No campo da sedução

Tinha eu seis, sete anos, morava com meus pais em um sítio, no município de Divinolândia, a cerca de 270 quilômetros de São Paulo. A bem da verdade, a cidade só passou a existir oficialmente dois anos após o meu nascimento.

Antes disso, o lugar era conhecido como Sapecado, comarca de São José do Rio Pardo, a aproximadamente 20 quilômetros dali. Dizem que o nome Sapecado se deve a um tropeiro distraído, que esqueceu o fogo aceso, e este “sapecou” o rancho que lhe servia de abrigo. 

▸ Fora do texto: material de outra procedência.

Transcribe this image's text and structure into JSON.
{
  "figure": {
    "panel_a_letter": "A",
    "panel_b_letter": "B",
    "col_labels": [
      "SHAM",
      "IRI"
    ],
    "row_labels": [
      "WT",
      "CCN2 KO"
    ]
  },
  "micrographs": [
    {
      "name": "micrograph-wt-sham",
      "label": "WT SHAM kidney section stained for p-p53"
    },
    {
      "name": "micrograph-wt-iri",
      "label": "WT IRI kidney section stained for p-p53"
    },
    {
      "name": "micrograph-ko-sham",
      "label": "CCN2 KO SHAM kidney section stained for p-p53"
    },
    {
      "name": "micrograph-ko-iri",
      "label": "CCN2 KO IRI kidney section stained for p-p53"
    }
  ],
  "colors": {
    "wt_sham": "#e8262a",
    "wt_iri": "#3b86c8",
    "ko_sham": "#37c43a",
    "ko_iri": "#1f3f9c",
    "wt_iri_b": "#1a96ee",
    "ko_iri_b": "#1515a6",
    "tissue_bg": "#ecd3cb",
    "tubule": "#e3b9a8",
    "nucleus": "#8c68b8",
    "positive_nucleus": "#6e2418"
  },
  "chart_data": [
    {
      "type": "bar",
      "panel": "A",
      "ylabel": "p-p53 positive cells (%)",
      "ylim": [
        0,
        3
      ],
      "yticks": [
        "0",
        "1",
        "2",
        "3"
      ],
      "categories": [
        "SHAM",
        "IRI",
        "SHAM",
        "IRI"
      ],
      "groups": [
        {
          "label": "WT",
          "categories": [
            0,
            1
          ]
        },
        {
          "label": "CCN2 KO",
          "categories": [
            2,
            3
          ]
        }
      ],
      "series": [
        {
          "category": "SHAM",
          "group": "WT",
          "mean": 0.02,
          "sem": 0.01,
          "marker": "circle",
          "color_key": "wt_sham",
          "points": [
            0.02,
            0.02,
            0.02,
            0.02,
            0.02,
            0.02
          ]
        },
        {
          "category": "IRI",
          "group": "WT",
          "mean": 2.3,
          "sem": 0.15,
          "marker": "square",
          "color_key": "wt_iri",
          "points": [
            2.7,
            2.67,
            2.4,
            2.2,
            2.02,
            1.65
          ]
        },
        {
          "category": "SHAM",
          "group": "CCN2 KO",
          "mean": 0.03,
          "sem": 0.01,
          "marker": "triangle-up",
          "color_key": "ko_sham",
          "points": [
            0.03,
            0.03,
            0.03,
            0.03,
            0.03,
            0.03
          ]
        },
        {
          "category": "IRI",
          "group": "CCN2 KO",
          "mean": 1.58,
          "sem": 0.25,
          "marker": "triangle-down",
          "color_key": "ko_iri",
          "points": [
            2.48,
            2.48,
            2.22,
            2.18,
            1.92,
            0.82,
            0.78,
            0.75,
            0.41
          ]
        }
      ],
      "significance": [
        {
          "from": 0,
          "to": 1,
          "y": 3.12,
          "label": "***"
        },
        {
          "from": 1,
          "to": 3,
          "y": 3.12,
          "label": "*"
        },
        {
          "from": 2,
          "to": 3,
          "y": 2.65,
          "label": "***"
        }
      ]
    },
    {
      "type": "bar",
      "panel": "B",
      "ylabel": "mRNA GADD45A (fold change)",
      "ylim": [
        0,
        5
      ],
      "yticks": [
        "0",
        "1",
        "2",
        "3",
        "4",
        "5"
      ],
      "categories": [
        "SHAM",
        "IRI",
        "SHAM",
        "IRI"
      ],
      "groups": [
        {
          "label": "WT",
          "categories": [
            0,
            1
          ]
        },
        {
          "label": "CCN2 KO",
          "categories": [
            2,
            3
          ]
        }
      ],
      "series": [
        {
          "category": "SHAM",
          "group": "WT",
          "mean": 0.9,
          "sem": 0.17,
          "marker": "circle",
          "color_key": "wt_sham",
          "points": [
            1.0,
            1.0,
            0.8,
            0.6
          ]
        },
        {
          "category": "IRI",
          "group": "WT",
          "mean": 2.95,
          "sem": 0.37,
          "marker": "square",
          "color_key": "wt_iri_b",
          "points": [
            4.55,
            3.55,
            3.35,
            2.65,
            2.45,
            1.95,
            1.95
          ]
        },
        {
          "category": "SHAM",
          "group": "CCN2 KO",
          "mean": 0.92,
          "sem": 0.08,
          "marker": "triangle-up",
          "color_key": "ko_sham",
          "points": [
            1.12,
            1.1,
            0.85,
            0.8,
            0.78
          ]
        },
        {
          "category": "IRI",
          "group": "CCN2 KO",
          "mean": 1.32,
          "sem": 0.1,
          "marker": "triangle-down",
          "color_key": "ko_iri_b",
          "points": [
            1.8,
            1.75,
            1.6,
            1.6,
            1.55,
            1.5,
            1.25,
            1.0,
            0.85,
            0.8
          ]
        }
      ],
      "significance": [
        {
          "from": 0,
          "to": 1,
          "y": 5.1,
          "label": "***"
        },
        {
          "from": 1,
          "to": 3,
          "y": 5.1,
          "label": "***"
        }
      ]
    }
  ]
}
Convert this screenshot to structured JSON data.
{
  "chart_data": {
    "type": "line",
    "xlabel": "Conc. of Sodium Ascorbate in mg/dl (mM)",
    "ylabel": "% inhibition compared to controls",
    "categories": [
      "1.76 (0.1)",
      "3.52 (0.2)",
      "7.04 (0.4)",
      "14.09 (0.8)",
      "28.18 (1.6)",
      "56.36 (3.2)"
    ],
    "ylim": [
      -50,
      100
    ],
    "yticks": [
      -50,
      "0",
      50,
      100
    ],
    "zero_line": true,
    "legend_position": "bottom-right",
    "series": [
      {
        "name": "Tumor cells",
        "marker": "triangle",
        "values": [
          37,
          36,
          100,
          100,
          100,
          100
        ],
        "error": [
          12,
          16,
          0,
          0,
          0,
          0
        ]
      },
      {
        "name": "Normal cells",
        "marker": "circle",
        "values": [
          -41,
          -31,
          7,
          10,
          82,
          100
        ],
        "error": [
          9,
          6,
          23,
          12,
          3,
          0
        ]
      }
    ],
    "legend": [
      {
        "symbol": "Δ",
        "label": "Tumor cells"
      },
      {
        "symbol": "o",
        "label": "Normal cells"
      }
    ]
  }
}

Cidade de bons ares, nas franjas do lado paulista da Serra da Mantiqueira, Divinolândia tinha até um hospital para tuberculosos, hoje desativado. Vivia (vive até hoje) do cultivo da batata, cebola, café e da pecuária de leite.

Nosso sítio ficava a pouco mais de dois quilômetros do centro, à beira da estrada de Caconde. Tínhamos uma vaca, porcos no chiqueiro, galinhas e patos. Abastecia a casa uma mina d’água, distante uns 300 metros, perto de umas araucárias, onde fazia ninhos um bando de gaviões amarronzados, que conhecíamos como Casaco de Couro.

Para os meus parâmetros infantis, eram enormes, bem maiores que um condor, por exemplo. Como botavam o terror no terreiro, sempre que tinha galinha com pintinho, uma das minhas tarefas era vigiar os céus, para evitar um ataque iminente. Tinha outras, impedir que os pintinhos fossem levados pela enxurrada, tratar da criação, catar lenha, buscar água na bica.

Meu pai trabalhava na roça, minha mãe cuidava da casa, criava frangos e fazia queijos para vender na cidade e ainda costurava muito. Recebia frequentemente visitas de suas freguesas das vilas e fazendas da região.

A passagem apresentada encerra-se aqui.